What bearing does this have on our times of response? Quite simply, it allows us to face up to the fact that our true responses to the messages we hear come not in the five minutes of 'soaking' that proceed them. Our most genuine responses come when we: show favour to the neighbour who has been mistreating us for years; lavish love on the child who has not stopped complaining; forgive and encourage the co-worker who made the costly mistake; refuse the look of lust at the attractive man/woman opposite us, and so much more.
If we lengthen our times of response to extend into our days and weeks then we can throw off the shackles of over-spiritualisation and allow ourselves to love others in free authenticity. Here we will see the Spirit of God most powerfully at work. We will find Sunday's resolve not to watch porn resourced by the abounding grace of God on Monday. We will find the wounds wrought by loneliness soothed and sewn up by our Good Shepherd; and we will find our worries, ill-health and concerns placated by ineffable joy in and of the Lord.
In so lengthening our response times, we take seriously the biblical mandate to follow hard after Christ every day in every facet of our lives.
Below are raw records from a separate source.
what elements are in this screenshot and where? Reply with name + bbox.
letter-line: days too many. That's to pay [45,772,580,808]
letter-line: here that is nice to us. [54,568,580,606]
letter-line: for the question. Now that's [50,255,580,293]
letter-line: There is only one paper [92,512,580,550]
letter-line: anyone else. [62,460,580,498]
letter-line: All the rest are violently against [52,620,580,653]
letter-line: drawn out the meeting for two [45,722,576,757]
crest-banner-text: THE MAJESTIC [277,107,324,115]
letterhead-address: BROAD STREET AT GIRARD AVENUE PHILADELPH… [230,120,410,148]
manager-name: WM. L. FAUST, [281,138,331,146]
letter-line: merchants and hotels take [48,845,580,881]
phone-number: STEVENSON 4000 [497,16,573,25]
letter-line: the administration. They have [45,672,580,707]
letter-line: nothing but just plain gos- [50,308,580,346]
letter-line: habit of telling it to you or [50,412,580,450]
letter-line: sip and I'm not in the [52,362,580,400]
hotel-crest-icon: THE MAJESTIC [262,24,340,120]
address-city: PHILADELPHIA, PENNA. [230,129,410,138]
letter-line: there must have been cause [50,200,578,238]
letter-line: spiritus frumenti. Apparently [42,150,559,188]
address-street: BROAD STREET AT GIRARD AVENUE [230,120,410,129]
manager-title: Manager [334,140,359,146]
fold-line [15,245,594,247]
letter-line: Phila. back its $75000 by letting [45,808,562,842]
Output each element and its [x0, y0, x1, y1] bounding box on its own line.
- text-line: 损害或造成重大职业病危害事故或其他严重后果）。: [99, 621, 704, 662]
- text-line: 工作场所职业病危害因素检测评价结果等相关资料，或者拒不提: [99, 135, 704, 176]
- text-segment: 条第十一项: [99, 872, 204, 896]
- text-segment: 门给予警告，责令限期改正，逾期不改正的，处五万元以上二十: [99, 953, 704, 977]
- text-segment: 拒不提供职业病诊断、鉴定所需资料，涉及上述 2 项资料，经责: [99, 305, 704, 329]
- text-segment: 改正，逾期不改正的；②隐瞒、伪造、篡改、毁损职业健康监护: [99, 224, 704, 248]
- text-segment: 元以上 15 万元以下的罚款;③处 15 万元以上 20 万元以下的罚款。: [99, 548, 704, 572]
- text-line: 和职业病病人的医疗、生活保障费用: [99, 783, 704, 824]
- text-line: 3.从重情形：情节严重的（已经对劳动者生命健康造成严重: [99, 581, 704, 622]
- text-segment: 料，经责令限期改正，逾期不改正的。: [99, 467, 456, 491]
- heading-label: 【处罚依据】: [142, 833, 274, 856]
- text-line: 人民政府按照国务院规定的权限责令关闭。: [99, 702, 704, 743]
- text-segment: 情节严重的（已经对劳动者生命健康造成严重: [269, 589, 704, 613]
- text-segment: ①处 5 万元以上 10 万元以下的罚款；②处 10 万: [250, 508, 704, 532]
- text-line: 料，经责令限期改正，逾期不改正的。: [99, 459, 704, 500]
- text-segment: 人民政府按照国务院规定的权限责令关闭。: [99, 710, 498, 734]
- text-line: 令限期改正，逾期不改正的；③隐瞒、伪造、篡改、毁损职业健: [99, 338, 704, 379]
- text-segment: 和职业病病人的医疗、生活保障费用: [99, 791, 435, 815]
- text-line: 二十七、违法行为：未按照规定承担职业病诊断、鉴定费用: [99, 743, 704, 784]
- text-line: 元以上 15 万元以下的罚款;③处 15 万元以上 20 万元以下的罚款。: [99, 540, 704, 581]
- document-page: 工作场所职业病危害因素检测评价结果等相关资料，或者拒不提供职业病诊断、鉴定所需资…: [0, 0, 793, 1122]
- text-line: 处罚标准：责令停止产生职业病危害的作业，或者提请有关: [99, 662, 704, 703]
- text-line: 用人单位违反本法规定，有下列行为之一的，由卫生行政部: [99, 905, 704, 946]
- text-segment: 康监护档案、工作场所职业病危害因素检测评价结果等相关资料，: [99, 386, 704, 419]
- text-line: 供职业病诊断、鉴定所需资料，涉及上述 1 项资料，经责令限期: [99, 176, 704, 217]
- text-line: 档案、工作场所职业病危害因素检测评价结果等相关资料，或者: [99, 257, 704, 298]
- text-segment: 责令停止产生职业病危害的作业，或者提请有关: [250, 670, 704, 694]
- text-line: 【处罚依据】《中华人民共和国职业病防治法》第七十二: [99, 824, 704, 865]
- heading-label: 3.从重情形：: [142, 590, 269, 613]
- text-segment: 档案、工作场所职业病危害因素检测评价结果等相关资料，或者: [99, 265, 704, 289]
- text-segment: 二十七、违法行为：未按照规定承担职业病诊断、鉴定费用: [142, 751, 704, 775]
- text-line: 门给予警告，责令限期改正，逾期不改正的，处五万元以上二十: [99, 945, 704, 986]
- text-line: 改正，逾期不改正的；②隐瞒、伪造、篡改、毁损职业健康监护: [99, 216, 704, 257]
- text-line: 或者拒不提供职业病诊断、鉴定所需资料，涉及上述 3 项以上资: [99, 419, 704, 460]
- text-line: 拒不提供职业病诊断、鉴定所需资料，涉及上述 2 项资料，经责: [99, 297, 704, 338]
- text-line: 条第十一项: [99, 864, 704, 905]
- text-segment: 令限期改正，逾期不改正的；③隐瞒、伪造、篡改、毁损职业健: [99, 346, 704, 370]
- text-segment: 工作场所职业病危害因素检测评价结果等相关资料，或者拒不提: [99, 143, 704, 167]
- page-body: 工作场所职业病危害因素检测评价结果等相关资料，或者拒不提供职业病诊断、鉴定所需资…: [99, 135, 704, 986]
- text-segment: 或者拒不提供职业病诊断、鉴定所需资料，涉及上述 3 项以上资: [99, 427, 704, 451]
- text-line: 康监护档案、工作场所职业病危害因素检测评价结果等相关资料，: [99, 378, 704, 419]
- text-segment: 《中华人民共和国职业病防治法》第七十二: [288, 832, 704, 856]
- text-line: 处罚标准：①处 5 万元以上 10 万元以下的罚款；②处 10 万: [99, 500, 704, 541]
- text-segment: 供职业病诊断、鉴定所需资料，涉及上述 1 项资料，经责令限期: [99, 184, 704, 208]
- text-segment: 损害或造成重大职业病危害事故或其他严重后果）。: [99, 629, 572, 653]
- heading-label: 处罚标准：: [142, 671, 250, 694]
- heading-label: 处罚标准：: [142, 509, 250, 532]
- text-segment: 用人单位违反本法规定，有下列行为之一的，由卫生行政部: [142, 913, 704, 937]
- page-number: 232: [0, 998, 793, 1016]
No longer do we float from encounter to encounter. We involve ourselves in the all-encompassing, relentless pursuit of God and dive brazenly into the fullness of relationship with our Creator.
None of this is to say that we shouldn't have response times. We should, without a doubt. They are faith-building, life-changing, and allow pivotal moments of divine exchange. What this is to say, however, is that we should prepare ourselves for these responses to last a lifetime so we can be individually enriched, ecclesiastically refreshed, and nationally and globally revived.
Archie Catchpole is a student at London School of Theology.